Il problema di fondo (filosofico, ed estetico) della poesia della seconda metà del Novecento (che si prolunga per ignavia di pensiero in questo post-Novecento che è il nuovo secolo), è il non pensare che il problema di una «forma» non può essere disgiunto dal problema di uno «spazio», e quest’ultimo non può essere disgiunto dal problema del «tempo» (tempus regit actum, dicevano i giuristi romani). Ora, il digiuno di filosofia di cui si nutrono molti auto poeti, dico il problema di pensare questi tre concetti in correlazione reciproca, ha determinato, in Italia, una poesia scontatamente lineare unidirezionale (che segue pedissequamente e acriticamente il tempo della linearità metrica), cioè che procede in una sola dimensione: quella della linea, della superficie… ne è derivata una poesia superficiaria e unidimensionale. E, si badi: io dico e ripeto da sempre che il maggiore responsabile di questa situazione di imballo della poesia italiana è stato il maggior poeta del Novecento: Eugenio Montale con Satura (1971), seguito a ruota da Pasolini con Trasumanar e organizzar (1968). Ma queste cose io le ho già spiegate nel mio studio Dalla lirica al discorso poetico.
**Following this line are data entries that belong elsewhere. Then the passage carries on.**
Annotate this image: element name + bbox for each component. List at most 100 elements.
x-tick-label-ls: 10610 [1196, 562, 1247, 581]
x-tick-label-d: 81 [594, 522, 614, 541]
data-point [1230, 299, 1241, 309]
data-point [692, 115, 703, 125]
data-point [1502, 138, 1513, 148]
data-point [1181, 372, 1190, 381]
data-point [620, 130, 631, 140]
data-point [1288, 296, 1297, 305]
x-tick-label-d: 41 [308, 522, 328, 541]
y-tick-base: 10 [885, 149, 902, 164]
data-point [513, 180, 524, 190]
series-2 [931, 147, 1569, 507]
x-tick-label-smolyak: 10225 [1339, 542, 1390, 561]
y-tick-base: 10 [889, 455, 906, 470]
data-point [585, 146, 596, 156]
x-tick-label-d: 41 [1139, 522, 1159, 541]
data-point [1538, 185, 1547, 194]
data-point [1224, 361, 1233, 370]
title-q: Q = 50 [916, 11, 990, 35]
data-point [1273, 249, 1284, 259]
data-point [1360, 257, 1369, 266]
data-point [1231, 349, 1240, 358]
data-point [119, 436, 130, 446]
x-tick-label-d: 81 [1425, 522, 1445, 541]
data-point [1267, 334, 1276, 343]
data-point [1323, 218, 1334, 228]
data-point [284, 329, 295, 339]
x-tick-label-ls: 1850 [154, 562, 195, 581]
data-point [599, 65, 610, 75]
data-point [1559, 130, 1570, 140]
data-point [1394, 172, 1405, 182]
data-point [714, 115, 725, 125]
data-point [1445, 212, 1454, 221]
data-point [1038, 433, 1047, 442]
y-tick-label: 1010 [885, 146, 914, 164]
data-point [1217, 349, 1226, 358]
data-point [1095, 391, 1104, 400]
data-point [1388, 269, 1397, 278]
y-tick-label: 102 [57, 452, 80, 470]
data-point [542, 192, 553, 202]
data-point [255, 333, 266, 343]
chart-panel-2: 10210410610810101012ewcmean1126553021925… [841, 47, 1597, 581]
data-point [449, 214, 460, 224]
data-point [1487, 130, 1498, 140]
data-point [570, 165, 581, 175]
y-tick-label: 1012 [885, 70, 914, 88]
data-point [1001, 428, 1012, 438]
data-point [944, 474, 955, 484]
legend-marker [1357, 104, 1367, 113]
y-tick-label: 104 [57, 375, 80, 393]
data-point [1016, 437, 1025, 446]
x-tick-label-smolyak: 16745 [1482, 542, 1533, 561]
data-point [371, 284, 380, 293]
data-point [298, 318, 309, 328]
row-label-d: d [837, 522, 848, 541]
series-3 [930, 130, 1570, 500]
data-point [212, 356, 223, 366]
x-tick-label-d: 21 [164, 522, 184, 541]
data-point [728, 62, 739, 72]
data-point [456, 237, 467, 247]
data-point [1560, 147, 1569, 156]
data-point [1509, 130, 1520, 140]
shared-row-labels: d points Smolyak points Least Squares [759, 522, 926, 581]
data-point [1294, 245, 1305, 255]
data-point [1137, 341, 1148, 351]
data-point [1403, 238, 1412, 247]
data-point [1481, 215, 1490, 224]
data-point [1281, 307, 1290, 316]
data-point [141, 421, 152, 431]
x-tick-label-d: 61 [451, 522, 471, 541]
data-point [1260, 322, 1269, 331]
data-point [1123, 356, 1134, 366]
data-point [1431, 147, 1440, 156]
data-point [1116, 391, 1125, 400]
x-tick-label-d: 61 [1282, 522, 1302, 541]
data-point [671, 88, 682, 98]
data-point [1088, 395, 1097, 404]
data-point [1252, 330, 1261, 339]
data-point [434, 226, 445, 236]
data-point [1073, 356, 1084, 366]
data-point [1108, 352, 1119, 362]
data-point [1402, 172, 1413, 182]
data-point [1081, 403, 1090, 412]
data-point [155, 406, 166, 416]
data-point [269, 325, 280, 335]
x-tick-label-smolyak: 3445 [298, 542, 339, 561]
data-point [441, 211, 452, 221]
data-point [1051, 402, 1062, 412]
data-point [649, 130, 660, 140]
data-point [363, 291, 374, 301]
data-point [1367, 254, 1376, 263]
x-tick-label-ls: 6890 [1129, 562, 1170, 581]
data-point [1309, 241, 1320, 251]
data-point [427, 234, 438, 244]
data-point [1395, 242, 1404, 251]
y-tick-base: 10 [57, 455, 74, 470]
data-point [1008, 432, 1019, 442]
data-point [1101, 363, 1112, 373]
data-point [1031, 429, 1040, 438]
Storia della poesia italiana 1945-2010 edito da EiLet di Roma nel 2011.
In questa sede posso solo tracciare il punto di arrivo di questo lungo processo: il minimalismo e il post-minimalismo.
Con questa conclusione intendevo tracciare una linea di riflessione che attraversa la poesia del secondo Novecento, una linea di riflessione che diventa una linea di demarcazione.
Delle due l’una: o si accetta la poesia unidirezionale del post-minimalismo magrelliano (legittima s’intende), che prosegue la linea di una poesia superficiaria e unidirezionale che ha antichi antenati e antichi responsabili (parlo di responsabilità estetica) precisi; o si opta una linea di inversione di tendenza da una poesia superficiaria a una poesia tridimensionale che accetta di misurarsi con una «forma più spaziosa», seguendo e traendo le conseguenze dalla impostazione che ha dato Milosz al problema della poesia dell’avvenire. La poesia citata di Milosz è un vero e proprio manifesto per la poesia dell’avvenire, chi non comprende questo semplice nesso non potrà che continuare a fare poesia superficiaria (beninteso, legittimamente), ma un tipo di poesia di cui possiamo sinceramente farne a meno.